1232 (7) Except as otherwise obtained under paragraph (3)(a),
1233 service must be made under this section upon an investigative or
1234 law enforcement officer by delivering or mailing by registered
1235 or certified mail a copy of the papers to the person, office, or
1236 department specified in the notice which the subscriber or
1237 customer has received pursuant to ss. 934.21-934.28. For the
1238 purposes of this subsection, the term “delivering” shall be
1239 construed in accordance with the definition of “delivery” as
1240 provided in Rule 1.080, Florida Rules of Civil Procedure.

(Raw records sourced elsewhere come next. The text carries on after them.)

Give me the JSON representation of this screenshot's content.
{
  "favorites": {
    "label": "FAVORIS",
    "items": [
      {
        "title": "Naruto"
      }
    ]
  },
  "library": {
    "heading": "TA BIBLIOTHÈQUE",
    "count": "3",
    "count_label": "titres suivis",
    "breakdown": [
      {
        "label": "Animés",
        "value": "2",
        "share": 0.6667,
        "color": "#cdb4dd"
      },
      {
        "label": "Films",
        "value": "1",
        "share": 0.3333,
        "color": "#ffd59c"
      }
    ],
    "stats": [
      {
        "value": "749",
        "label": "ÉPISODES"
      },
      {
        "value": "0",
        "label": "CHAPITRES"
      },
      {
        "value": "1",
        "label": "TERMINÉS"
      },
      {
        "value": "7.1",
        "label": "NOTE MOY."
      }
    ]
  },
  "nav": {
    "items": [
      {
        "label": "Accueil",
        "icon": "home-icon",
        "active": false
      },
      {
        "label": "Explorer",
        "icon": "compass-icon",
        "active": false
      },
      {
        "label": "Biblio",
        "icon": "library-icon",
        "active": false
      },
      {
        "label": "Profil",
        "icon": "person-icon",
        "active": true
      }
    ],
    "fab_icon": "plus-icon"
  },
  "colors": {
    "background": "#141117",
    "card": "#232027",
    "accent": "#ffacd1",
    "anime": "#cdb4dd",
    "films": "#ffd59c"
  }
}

1241 Section 16. For the purpose of incorporating the amendment
1242 made by this act to section 934.21, Florida Statutes, in a
1243 reference thereto, subsection (5) of section 934.25, Florida
1244 Statutes, is reenacted to read:
1245 934.25 Delayed notice.—
1246 (5) Upon the expiration of the period of delay of
1247 notification under subsection (1) or subsection (4), the
1248 investigative or law enforcement officer must serve upon or
1249 deliver by registered or first-class mail to the subscriber or
1250 customer a copy of the process or request together with notice
1251 which:
1252 (a) States with reasonable specificity the nature of the
1253 law enforcement inquiry, and
1254 (b) Informs the subscriber or customer:
1255 1. That information maintained for such subscriber or
1256 customer by the service provider named in the process or request
1257 was supplied to or requested by the investigative or law
1258 enforcement officer and the date on which such information was
1259 so supplied or requested.
1260 2. That notification of such subscriber or customer was
1261 delayed.
1262 3. What investigative or law enforcement officer or what
1263 court made the certification or determination pursuant to which
1264 that delay was made.
1265 4. Which provision of ss. 934.21-934.28 allowed such delay.
1266 Section 17. For the purpose of incorporating the amendment
1267 made by this act to section 934.21, Florida Statutes, in a
1268 reference thereto, section 934.28, Florida Statutes, is
1269 reenacted to read:
1270 934.28 Exclusivity of remedies and sanctions.—The remedies
1271 and sanctions described in ss. 934.21-934.27 are the only
1272 judicial remedies and sanctions for violation of those sections.
1273 Section 18. This act shall take effect July 1, 2022.